Der Beschwerdeführer wurde im Beisein seines Rechtsvertreters und einer Dolmetscherin für die Sprache Dari eingehend zur Situation in seinem Herkunftsstaat und zur Situation in Österreich befragt.

Das Bundesverwaltungsgericht legte im Rahmen der Verhandlung die aktuellen Länderinformationen zu Afghanistan, genauer das Länderinformationsblatt der Staatendokumentation vom 22.06.2017, welche dem Beschwerdeführer bereits übermittelt wurden; Gutachten Mag. Karl Mahringer zu GZ: BVwG-160.000/0001-Kammer A/2017; Gutachten Mag. Karl Mahringer, Aktualisierung des Gutachten vom 5.3.2017; Auszug aus UNHCR-Richtlinien zur Feststellung des internationalen Schutzbedarfs afghanischer Asylsuchender vom 04.05.2016, Interne Schutzalternative; ACCORD- Anfragebeantwortung vom 12.06.2015 (a-9219) Situation für AfghannInnen, die ihr ganzes Leben im Iran verbracht haben, vor und räumte den Parteien des Verfahrens die Möglichkeit ein, hierzu innerhalb einer Frist von drei Wochen eine schriftliche Stellungnahme abzugeben.

12. Der Beschwerdeführer führte hiezu namens seiner bevollmächtigen Vertretung in seiner Stellungnahme vom 09.10.2017 im Wesentlichen aus, dass er im Iran geboren worden sei und keine Anknüpfungspunkte zu Afghanistan habe.

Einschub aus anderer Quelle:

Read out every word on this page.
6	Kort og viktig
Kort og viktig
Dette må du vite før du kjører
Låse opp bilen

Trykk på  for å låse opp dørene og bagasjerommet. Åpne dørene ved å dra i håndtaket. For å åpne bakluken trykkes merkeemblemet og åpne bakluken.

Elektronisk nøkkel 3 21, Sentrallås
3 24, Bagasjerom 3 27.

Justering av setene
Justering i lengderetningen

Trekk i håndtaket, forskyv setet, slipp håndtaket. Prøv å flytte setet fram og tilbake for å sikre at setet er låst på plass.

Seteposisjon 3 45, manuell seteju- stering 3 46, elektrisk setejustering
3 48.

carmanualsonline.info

Die aktuelle Sicherheitslage in Afghanistan gestalte sich nach wie vor als prekär. Die Arbeitslosigkeit sei extrem hoch. Nach Berichten diverser Medien, bzw. beispielsweise von PRO ASYL vom 25.08.2017, herrsche in Städten wie Kabul mangelnder Zugang zu Wohnungen und Arbeit. Soziale Netzwerke wären erforderlich. Im Fall des Beschwerdeführers seien diese aber überhaupt nicht vorhanden. In Österreich leben ein Onkel und ein Cousin des Beschwerdeführers. Das Asylverfahren des Onkels sei nach wie vor anhängig. Dem Cousin sei subsidiärer Schutz zuerkannt worden, wie der beigelegten Urkunde zu entnehmen sei. Der Beschwerdeführer habe sich in Österreich bemüht zu integrieren und seine Sprachkenntnisse zu verbessern. Er verfüge derzeit über ein Sprachniveau B1.

Die belangte Behörde gab keine Stellungnahme ab.

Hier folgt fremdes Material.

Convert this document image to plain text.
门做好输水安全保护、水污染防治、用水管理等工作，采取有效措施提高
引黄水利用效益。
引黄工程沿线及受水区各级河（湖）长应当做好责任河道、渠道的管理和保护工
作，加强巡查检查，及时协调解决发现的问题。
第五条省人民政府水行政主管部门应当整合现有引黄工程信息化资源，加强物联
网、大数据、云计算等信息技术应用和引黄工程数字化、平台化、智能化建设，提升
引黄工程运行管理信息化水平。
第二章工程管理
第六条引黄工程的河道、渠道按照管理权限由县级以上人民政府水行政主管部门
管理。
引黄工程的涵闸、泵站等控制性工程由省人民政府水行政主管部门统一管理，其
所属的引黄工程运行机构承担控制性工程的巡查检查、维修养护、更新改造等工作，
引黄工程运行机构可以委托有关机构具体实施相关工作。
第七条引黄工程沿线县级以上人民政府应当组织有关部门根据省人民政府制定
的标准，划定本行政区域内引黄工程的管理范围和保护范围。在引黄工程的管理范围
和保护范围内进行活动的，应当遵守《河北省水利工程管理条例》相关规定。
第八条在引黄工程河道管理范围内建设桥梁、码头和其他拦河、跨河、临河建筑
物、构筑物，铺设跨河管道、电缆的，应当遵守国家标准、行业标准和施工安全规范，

13. Mit Schreiben vom 04.12.2018 übermittelte das Bundesverwaltungsgericht den Verfahrensparteien folgende aktualisierte Länderinformationen zum Parteiengehör:

Länderinformationsblatt zu Afghanistan, Stand 23.11.2018; UNHCR Richtlinien zur Feststellung des Internationalen Schutzbedarfes Afghanischer Asylsuchender, Stand 30.08.2018; Auszugsweise Übersetzung der EASO Country Guidance Afghanistan, Juni 2018, Seiten 21-25, Seiten 98-109. Weiters wurde dem Beschwerdeführer aufgetragen, innerhalb einer Frist von zwei Wochen aktuelle Integrationsbestätigungen, Arztbestätigungen, Befunde, Diagnosen, Informationen über weitere Behandlungen und sonstige relevante Informationen zu übermitteln, sofern er bisher diese Dokumente weder dem Gericht noch der Erstbehörde übermittelt habe.

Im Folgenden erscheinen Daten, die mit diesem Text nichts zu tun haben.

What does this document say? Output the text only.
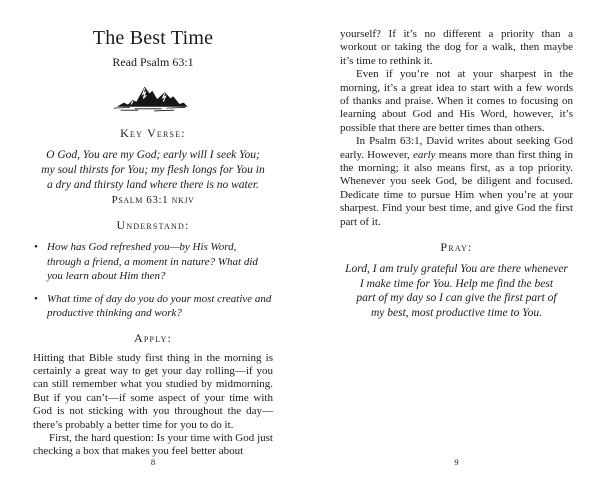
The Best Time
Read Psalm 63:1
Key Verse:
O God, You are my God; early will I seek You;
my soul thirsts for You; my flesh longs for You in
a dry and thirsty land where there is no water.
Psalm 63:1 nkjv
Understand:
• How has God refreshed you—by His Word, through a friend, a moment in nature? What did you learn about Him then?
• What time of day do you do your most creative and productive thinking and work?
Apply:

Hitting that Bible study first thing in the morning is certainly a great way to get your day rolling—if you can still remember what you studied by midmorning. But if you can’t—if some aspect of your time with God is not sticking with you throughout the day—there’s probably a better time for you to do it.

First, the hard question: Is your time with God just checking a box that makes you feel better about

8

yourself? If it’s no different a priority than a workout or taking the dog for a walk, then maybe it’s time to rethink it.

Even if you’re not at your sharpest in the morning, it’s a great idea to start with a few words of thanks and praise. When it comes to focusing on learning about God and His Word, however, it’s possible that there are better times than others.

In Psalm 63:1, David writes about seeking God early. However, early means more than first thing in the morning; it also means first, as a top priority. Whenever you seek God, be diligent and focused. Dedicate time to pursue Him when you’re at your sharpest. Find your best time, and give God the first part of it.

Pray:
Lord, I am truly grateful You are there whenever
I make time for You. Help me find the best
part of my day so I can give the first part of
my best, most productive time to You.
9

14. Mit Stellungnahme vom 27.12.2018 übermittelte der Beschwerdeführer namens seiner bevollmächtigen Vertretung weitere Integrationsunterlagen, sowie Berichte zur Lage in Afghanistan und verwies auf das Vorbringen in seiner Stellungnahme vom 09.10.2017.

Die belangte Behörde erstattete keine Stellungnahme.

II. Das Bundesverwaltungsgericht hat erwogen:

1. Feststellungen:

1.1. Feststellungen zur Person des Beschwerdeführers:

Der Beschwerdeführer führt den Namen XXXX , geboren am XXXX in Teheran im Iran, ist afghanischer Staatsangehöriger, gehört der Volksgruppe der Tadschiken an, ist sunnitischer Moslem, gesund und ledig.

Die Muttersprache des Beschwerdeführers ist Dari. Neben seiner Muttersprache spricht der Beschwerdeführer Farsi und hat Kenntnisse der deutschen Sprache.

Die Eltern des Beschwerdeführers sind vor der Geburt des Beschwerdeführers von Afghanistan in den Iran gezogen. Der Beschwerdeführer wurde im Iran geboren und lebte bis zu seiner Ausreise im Iran. Der Beschwerdeführer besuchte im Iran keine Schule. Er hat als Straßenverkäufer und Köhler gearbeitet.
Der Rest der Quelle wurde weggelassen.